Although the excitement over à la carte has been widespread, there are a few folks out there who seem to be approaching my conclusion. An A. T. Kearney study lays out some potential drawbacks of the new plan. Of course, since this plan is still in its early stages, it's possible that Comcast may decide to retain packages like mine while also offering à la carte packages. But I'm not trusting Comcast to act in my best interests, particularly when it has the foolproof excuse that the government is forcing its hand.
There is another class of losers in the à la carte revolution: those weird channels mocked by the Chronicle as "moose-hunting" and "celebrity poker" and by Conan O'Brien in a recurring sketch wherein he reviews obscure cable offerings like "The Lincoln Money Shot Channel," "The Sanford & Son Boxing Channel," and "The Kissinger Keep-Away Channel." But not all these channels that benefit from general must-carry deals are so easily dismissed, and again, a few people have begun to catch on to the danger. As an individual line item offered at four bucks a pop, I would never say yes to Mother Angelica's EWTN network, but I like having it there, and have even eked a profitable, enjoyable piece of freelance work out of one of its offerings. No wonder religious broadcasters have been among the surprising objectors to the Brent Bozell-approved plan to "unbundle indecency." Under the current setup they can boast of having millions of subscribers; forced into an à la carte menu, those millions would rapidly dwindle into the tens. (Religious programmers may have a hitherto unacknowledged decency problem of their own: By the standards of just about half the American population, EWTN's steady diet of pro-life, anti-gay content could surely be considered objectionable.)

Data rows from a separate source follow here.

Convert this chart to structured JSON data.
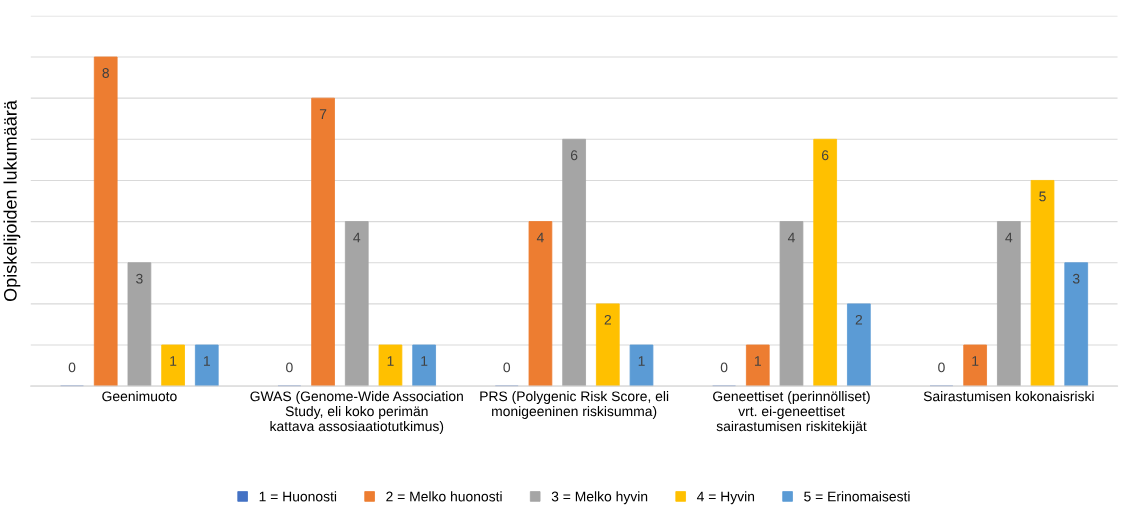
{
  "chart_data": {
    "type": "bar",
    "ylabel": "Opiskelijoiden lukumäärä",
    "categories": [
      "Geenimuoto",
      "GWAS (Genome-Wide Association Study, eli koko perimän kattava assosiaatiotutkimus)",
      "PRS (Polygenic Risk Score, eli monigeeninen riskisumma)",
      "Geneettiset (perinnölliset) vrt. ei-geneettiset sairastumisen riskitekijät",
      "Sairastumisen kokonaisriski"
    ],
    "series": [
      {
        "name": "1 = Huonosti",
        "color": "#4472c4",
        "values": [
          0,
          0,
          0,
          0,
          0
        ]
      },
      {
        "name": "2 = Melko huonosti",
        "color": "#ed7d31",
        "values": [
          8,
          7,
          4,
          1,
          1
        ]
      },
      {
        "name": "3 = Melko hyvin",
        "color": "#a5a5a5",
        "values": [
          3,
          4,
          6,
          4,
          4
        ]
      },
      {
        "name": "4 = Hyvin",
        "color": "#ffc000",
        "values": [
          1,
          1,
          2,
          6,
          5
        ]
      },
      {
        "name": "5 = Erinomaisesti",
        "color": "#5b9bd5",
        "values": [
          1,
          1,
          1,
          2,
          3
        ]
      }
    ],
    "ylim": [
      0,
      9
    ],
    "yticks": [
      {
        "value": 0,
        "label": null
      },
      {
        "value": 1,
        "label": null
      },
      {
        "value": 2,
        "label": null
      },
      {
        "value": 3,
        "label": null
      },
      {
        "value": 4,
        "label": null
      },
      {
        "value": 5,
        "label": null
      },
      {
        "value": 6,
        "label": null
      },
      {
        "value": 7,
        "label": null
      },
      {
        "value": 8,
        "label": null
      },
      {
        "value": 9,
        "label": null
      }
    ],
    "tick_labels": "x",
    "grid": "y",
    "legend": "bottom",
    "data_labels": true
  }
}
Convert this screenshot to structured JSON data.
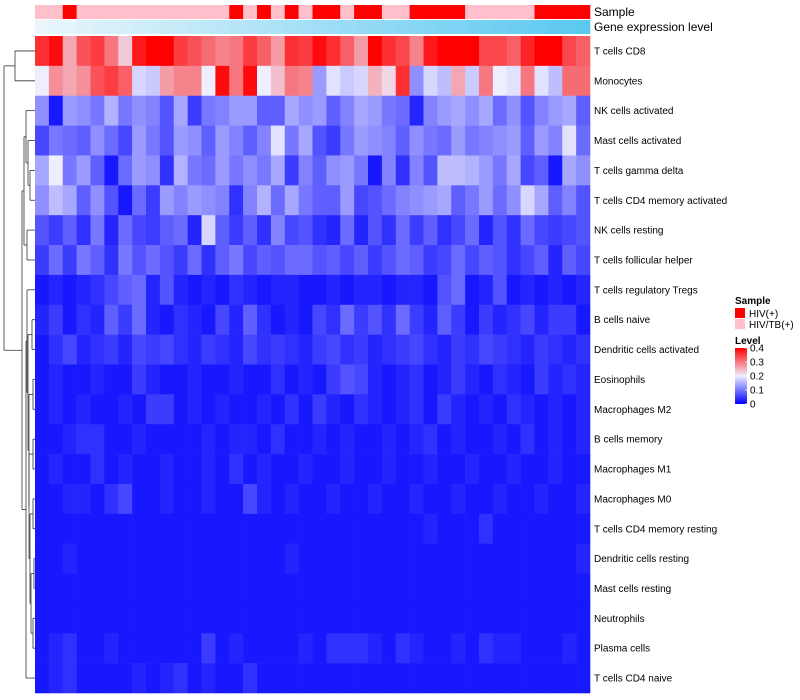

My kids would suffer too. Forced into tightwad decisions about our TV diet, I would definitely lose most of the kid-friendly channels (of the Sprout/Noggin/Disney genre) in my current lineup. We currently get eight or nine of those, and I should really find out exactly how many—but at prices like these, why bother? And who's to say when I might have need of the booze- and caffeine-free fare on the BYUTV channel that dwells somewhere in the upper reaches of my dial? Or what of Logo? I'd never actively pay for Logo's all-gay content, but like an ostensibly straight man hanging around a remote rest area, I like to have it there as a constant possibility. The bottom line is: Why should I be punished because you like TV less than I do? Why should Mother Angelica?
Unlike Brent Bozell—a congenital liar who participates in the fiction that the v-chip and the vast array of parental controls already available on cable are terrible failures—I do not believe indecency on television is a problem. But I'll offer a solution anyway. AT&T and Verizon are both trying to get into the cable game, and they're both backing à la carte. So let them go ahead. In the absence of government strong-arming, let them play the role upstarts are supposed to play: competing by offering a new way of doing business. And if consumers decide they like what these new players have to offer, then bully for everybody. Meanwhile, let the FCC get back to policing its shrinking area of communications, and let Kevin Martin use the free time to get some sunshine and drink something that will put hair on his chest and whiskers on his disturbingly boyish chin.
Tim Cavanaugh, is Reason's Web editor.